Stashed in: Founders, Zuck!, Startup Lessons, Innovation, Virtual Reality!, Facebook Acquisitions
Why Facebook bought Oculus:
They would not be the last investors moved to rapture by Luckey’s invention. This past March, Facebook founder Mark Zuckerberg stopped by the Oculus offices for a demonstration and, according to Fortune magazine, immediately pronounced the Rift “one of the coolest things I’ve ever seen.” Within weeks, Facebook bought the company for $2 billion. In the Rift, Zuckerberg saw something far grander than a mere entertainment device. “Imagine enjoying a court-side seat at a game, studying in a classroom of students and teachers all over the world or consulting with a doctor face-to-face—just by putting on goggles in your home,” he wrote at the time. Even better, for Facebook’s purposes, virtual reality could allow users to share entire immersive experiences, rather than just photos.
Luckey was born to do this:
No one else in Luckey’s family was especially interested in technology, but his parents were happy to give over half of the garage at their Long Beach, California, home to his experiments. There, Luckey quickly progressed from making small electronics to “high-voltage stuff” like lasers and electromagnetic coilguns. Inevitably, there were mishaps. While working on a live Tesla coil, Luckey once accidentally touched a grounded metal bed frame, and blew himself across the garage; another time, while cleaning an infrared laser, he burned a gray spot into his vision.
When Luckey was 15, he started “modding” video game equipment: taking consoles like the Nintendo GameCube, disassembling them, and modifying them with newer parts, to transform them into compact, efficient and hand-crafted devices. “Modding was more interesting than just building things entirely using new technologies,” Luckey told me. “It was this very special type of engineering that required deeply understanding why people had made the decisions they made in designing the hardware.”
His genius idea was to use cheap optics and fix it in software:
Luckey decided to do what he’d been doing for years with game consoles: He’d take the technology apart, figure out where it was falling short and modify it with new parts to improve it. Very quickly, he realized that this wasn’t going to be simple. “It turned out that a lot of the approaches the old systems were taking were dead ends,” he said.
The problem was one of fundamental design philosophy. In order to create the illusion of a three-dimensional digital world from a single flat screen, VR manufacturers had typically used complex optical apparatuses that magnified the onscreen image to fill the user’s visual field while also correcting for any distortion. Because these optics had to perform a variety of elaborate tricks to make the magnified image seem clear, they were extremely heavy and costly to produce.
Luckey’s solution to this dilemma was ingeniously simple.

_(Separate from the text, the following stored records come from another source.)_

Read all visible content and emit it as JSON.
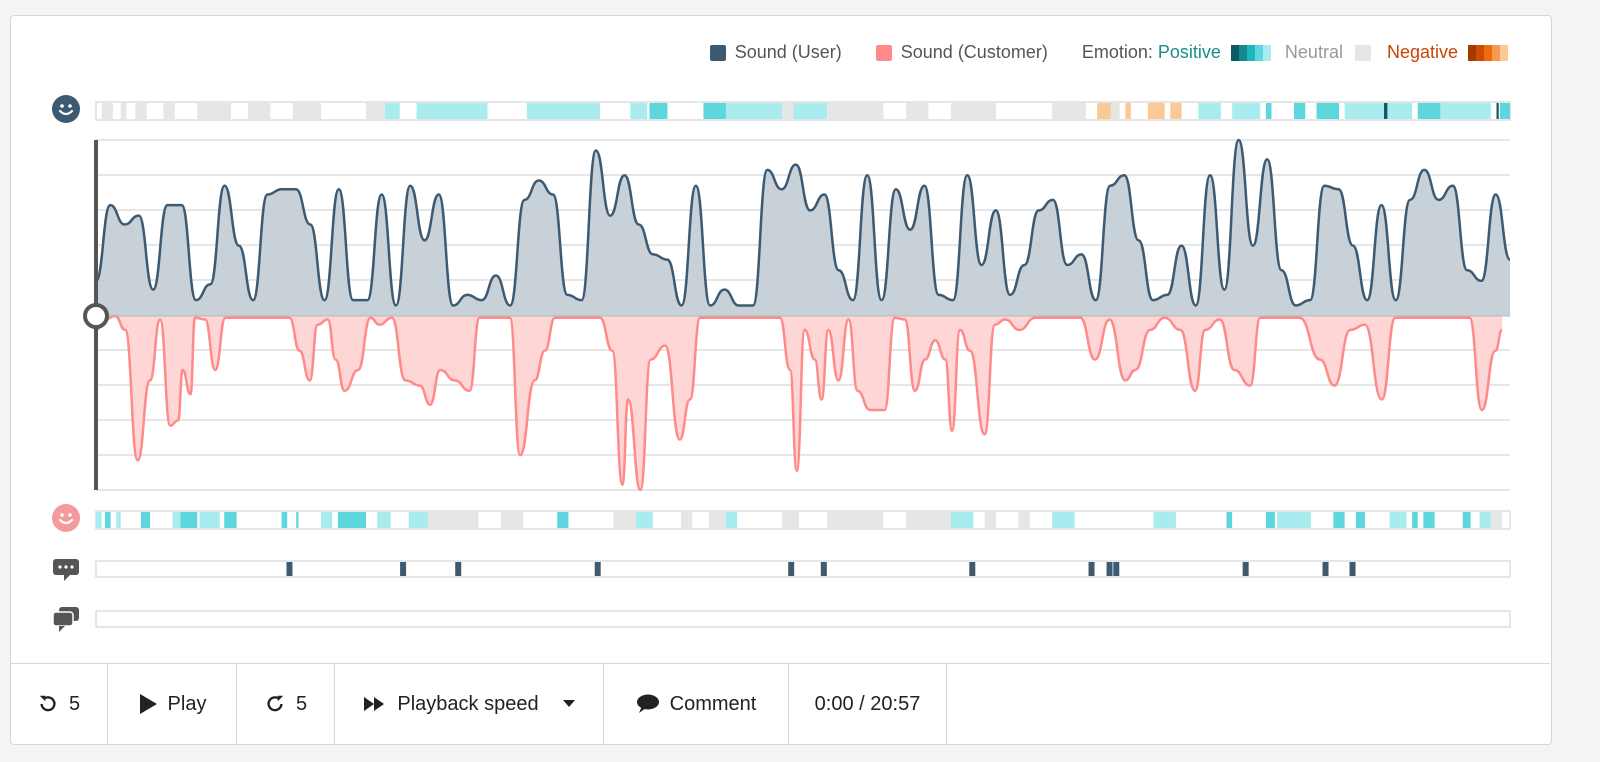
{
  "legend": {
    "user_label": "Sound (User)",
    "customer_label": "Sound (Customer)",
    "emotion_label": "Emotion:",
    "positive_label": "Positive",
    "neutral_label": "Neutral",
    "negative_label": "Negative"
  },
  "colors": {
    "user": "#3d5a73",
    "user_fill": "#c5cfd6",
    "customer": "#ff8a8a",
    "customer_fill": "#ffd6d6",
    "positive_text": "#1a8c8c",
    "negative_text": "#cc4400",
    "positive_scale": [
      "#0d5c63",
      "#138a93",
      "#1fb5bf",
      "#5ed6de",
      "#a8ecf0"
    ],
    "negative_scale": [
      "#a33a00",
      "#cc4c00",
      "#f06b10",
      "#f79a50",
      "#fcc895"
    ],
    "neutral": "#e6e6e6",
    "comment_marker": "#3d5a73"
  },
  "duration_seconds": 1257,
  "user_emotion": [
    [
      5,
      15,
      "neutral"
    ],
    [
      22,
      27,
      "neutral"
    ],
    [
      35,
      45,
      "neutral"
    ],
    [
      60,
      70,
      "neutral"
    ],
    [
      90,
      120,
      "neutral"
    ],
    [
      135,
      155,
      "neutral"
    ],
    [
      175,
      200,
      "neutral"
    ],
    [
      240,
      260,
      "neutral"
    ],
    [
      257,
      270,
      "light"
    ],
    [
      285,
      348,
      "light"
    ],
    [
      383,
      448,
      "light"
    ],
    [
      475,
      490,
      "light"
    ],
    [
      560,
      610,
      "light"
    ],
    [
      620,
      650,
      "light"
    ],
    [
      492,
      508,
      "mid"
    ],
    [
      540,
      560,
      "mid"
    ],
    [
      610,
      620,
      "neutral"
    ],
    [
      650,
      700,
      "neutral"
    ],
    [
      720,
      740,
      "neutral"
    ],
    [
      760,
      800,
      "neutral"
    ],
    [
      850,
      880,
      "neutral"
    ],
    [
      900,
      910,
      "neutral"
    ],
    [
      890,
      902,
      "neg-light"
    ],
    [
      935,
      950,
      "neg-light"
    ],
    [
      955,
      965,
      "neg-light"
    ],
    [
      915,
      920,
      "neg-light"
    ],
    [
      980,
      1000,
      "light"
    ],
    [
      1010,
      1035,
      "light"
    ],
    [
      1110,
      1170,
      "light"
    ],
    [
      1190,
      1240,
      "light"
    ],
    [
      1040,
      1045,
      "mid"
    ],
    [
      1065,
      1075,
      "mid"
    ],
    [
      1085,
      1105,
      "mid"
    ],
    [
      1175,
      1195,
      "mid"
    ],
    [
      1248,
      1257,
      "mid"
    ],
    [
      1145,
      1148,
      "dark"
    ],
    [
      1245,
      1247,
      "dark"
    ]
  ],
  "customer_emotion": [
    [
      0,
      5,
      "light"
    ],
    [
      18,
      22,
      "light"
    ],
    [
      68,
      75,
      "light"
    ],
    [
      92,
      110,
      "light"
    ],
    [
      200,
      210,
      "light"
    ],
    [
      250,
      262,
      "light"
    ],
    [
      278,
      305,
      "light"
    ],
    [
      480,
      495,
      "light"
    ],
    [
      560,
      570,
      "light"
    ],
    [
      760,
      780,
      "light"
    ],
    [
      850,
      870,
      "light"
    ],
    [
      940,
      960,
      "light"
    ],
    [
      1050,
      1080,
      "light"
    ],
    [
      1150,
      1165,
      "light"
    ],
    [
      1230,
      1240,
      "light"
    ],
    [
      295,
      340,
      "neutral"
    ],
    [
      360,
      380,
      "neutral"
    ],
    [
      460,
      480,
      "neutral"
    ],
    [
      520,
      530,
      "neutral"
    ],
    [
      545,
      560,
      "neutral"
    ],
    [
      610,
      625,
      "neutral"
    ],
    [
      650,
      700,
      "neutral"
    ],
    [
      720,
      760,
      "neutral"
    ],
    [
      790,
      800,
      "neutral"
    ],
    [
      820,
      830,
      "neutral"
    ],
    [
      1240,
      1250,
      "neutral"
    ],
    [
      8,
      13,
      "mid"
    ],
    [
      40,
      48,
      "mid"
    ],
    [
      75,
      90,
      "mid"
    ],
    [
      114,
      125,
      "mid"
    ],
    [
      165,
      170,
      "mid"
    ],
    [
      178,
      180,
      "mid"
    ],
    [
      215,
      240,
      "mid"
    ],
    [
      410,
      420,
      "mid"
    ],
    [
      1005,
      1010,
      "mid"
    ],
    [
      1040,
      1048,
      "mid"
    ],
    [
      1100,
      1110,
      "mid"
    ],
    [
      1120,
      1128,
      "mid"
    ],
    [
      1170,
      1175,
      "mid"
    ],
    [
      1180,
      1190,
      "mid"
    ],
    [
      1215,
      1222,
      "mid"
    ]
  ],
  "comment_markers_seconds": [
    172,
    273,
    322,
    446,
    618,
    647,
    779,
    885,
    901,
    907,
    1022,
    1093,
    1117
  ],
  "user_sound": [
    0.2,
    0.63,
    0.52,
    0.57,
    0.15,
    0.63,
    0.63,
    0.09,
    0.18,
    0.74,
    0.4,
    0.09,
    0.69,
    0.72,
    0.72,
    0.52,
    0.09,
    0.72,
    0.09,
    0.09,
    0.69,
    0.06,
    0.74,
    0.43,
    0.69,
    0.06,
    0.12,
    0.09,
    0.23,
    0.06,
    0.66,
    0.77,
    0.69,
    0.12,
    0.09,
    0.94,
    0.57,
    0.8,
    0.52,
    0.35,
    0.32,
    0.06,
    0.74,
    0.06,
    0.15,
    0.06,
    0.06,
    0.83,
    0.72,
    0.86,
    0.6,
    0.69,
    0.26,
    0.09,
    0.8,
    0.09,
    0.72,
    0.49,
    0.74,
    0.12,
    0.09,
    0.8,
    0.29,
    0.6,
    0.12,
    0.29,
    0.6,
    0.66,
    0.29,
    0.35,
    0.09,
    0.74,
    0.8,
    0.43,
    0.09,
    0.12,
    0.4,
    0.06,
    0.8,
    0.15,
    1.0,
    0.4,
    0.89,
    0.26,
    0.06,
    0.09,
    0.74,
    0.72,
    0.4,
    0.09,
    0.63,
    0.09,
    0.66,
    0.83,
    0.66,
    0.74,
    0.26,
    0.2,
    0.69,
    0.32
  ],
  "customer_sound": [
    [
      0,
      0.08
    ],
    [
      8,
      0.02
    ],
    [
      17,
      0
    ],
    [
      26,
      0.08
    ],
    [
      37,
      0.83
    ],
    [
      48,
      0.37
    ],
    [
      57,
      0.02
    ],
    [
      66,
      0.63
    ],
    [
      73,
      0.6
    ],
    [
      77,
      0.31
    ],
    [
      84,
      0.45
    ],
    [
      88,
      0.01
    ],
    [
      97,
      0.02
    ],
    [
      106,
      0.31
    ],
    [
      115,
      0.01
    ],
    [
      128,
      0.01
    ],
    [
      172,
      0.01
    ],
    [
      181,
      0.2
    ],
    [
      190,
      0.37
    ],
    [
      197,
      0.05
    ],
    [
      206,
      0.02
    ],
    [
      213,
      0.25
    ],
    [
      221,
      0.43
    ],
    [
      233,
      0.31
    ],
    [
      244,
      0.01
    ],
    [
      252,
      0.05
    ],
    [
      263,
      0.01
    ],
    [
      275,
      0.37
    ],
    [
      288,
      0.4
    ],
    [
      297,
      0.51
    ],
    [
      306,
      0.31
    ],
    [
      319,
      0.37
    ],
    [
      332,
      0.43
    ],
    [
      341,
      0.01
    ],
    [
      368,
      0.01
    ],
    [
      377,
      0.8
    ],
    [
      390,
      0.37
    ],
    [
      399,
      0.2
    ],
    [
      408,
      0.01
    ],
    [
      448,
      0.01
    ],
    [
      459,
      0.2
    ],
    [
      468,
      0.97
    ],
    [
      473,
      0.48
    ],
    [
      484,
      1.0
    ],
    [
      493,
      0.25
    ],
    [
      506,
      0.17
    ],
    [
      519,
      0.71
    ],
    [
      528,
      0.48
    ],
    [
      537,
      0.01
    ],
    [
      608,
      0.01
    ],
    [
      617,
      0.31
    ],
    [
      623,
      0.89
    ],
    [
      630,
      0.08
    ],
    [
      639,
      0.25
    ],
    [
      645,
      0.48
    ],
    [
      651,
      0.08
    ],
    [
      660,
      0.37
    ],
    [
      669,
      0.02
    ],
    [
      677,
      0.43
    ],
    [
      688,
      0.54
    ],
    [
      701,
      0.54
    ],
    [
      710,
      0.01
    ],
    [
      719,
      0.02
    ],
    [
      728,
      0.43
    ],
    [
      737,
      0.25
    ],
    [
      746,
      0.14
    ],
    [
      755,
      0.25
    ],
    [
      761,
      0.66
    ],
    [
      768,
      0.08
    ],
    [
      777,
      0.2
    ],
    [
      790,
      0.68
    ],
    [
      799,
      0.05
    ],
    [
      808,
      0.02
    ],
    [
      821,
      0.08
    ],
    [
      835,
      0.01
    ],
    [
      875,
      0.01
    ],
    [
      888,
      0.25
    ],
    [
      901,
      0.02
    ],
    [
      915,
      0.37
    ],
    [
      924,
      0.31
    ],
    [
      937,
      0.08
    ],
    [
      950,
      0.01
    ],
    [
      964,
      0.08
    ],
    [
      977,
      0.43
    ],
    [
      986,
      0.08
    ],
    [
      999,
      0.02
    ],
    [
      1012,
      0.31
    ],
    [
      1026,
      0.4
    ],
    [
      1035,
      0.01
    ],
    [
      1070,
      0.01
    ],
    [
      1088,
      0.25
    ],
    [
      1101,
      0.4
    ],
    [
      1115,
      0.08
    ],
    [
      1128,
      0.05
    ],
    [
      1143,
      0.48
    ],
    [
      1155,
      0.01
    ],
    [
      1221,
      0.01
    ],
    [
      1232,
      0.54
    ],
    [
      1244,
      0.2
    ],
    [
      1250,
      0.08
    ]
  ],
  "playhead_seconds": 0,
  "controls": {
    "rewind_label": "5",
    "play_label": "Play",
    "forward_label": "5",
    "speed_label": "Playback speed",
    "comment_label": "Comment",
    "time_display": "0:00 / 20:57"
  }
}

Why use bulky, expensive optics, he thought, when he could put in cheap, lightweight lenses and then use software to distort the image, so that it came out clear through them? Plus, he quickly realized that he could combine these lenses with screens from mobile phones, which the smartphone arms race had made bigger, crisper and less expensive than ever before. “That let me make something that was a lot lighter and cheaper, with a much wider field of view, than anything else out there,” he said.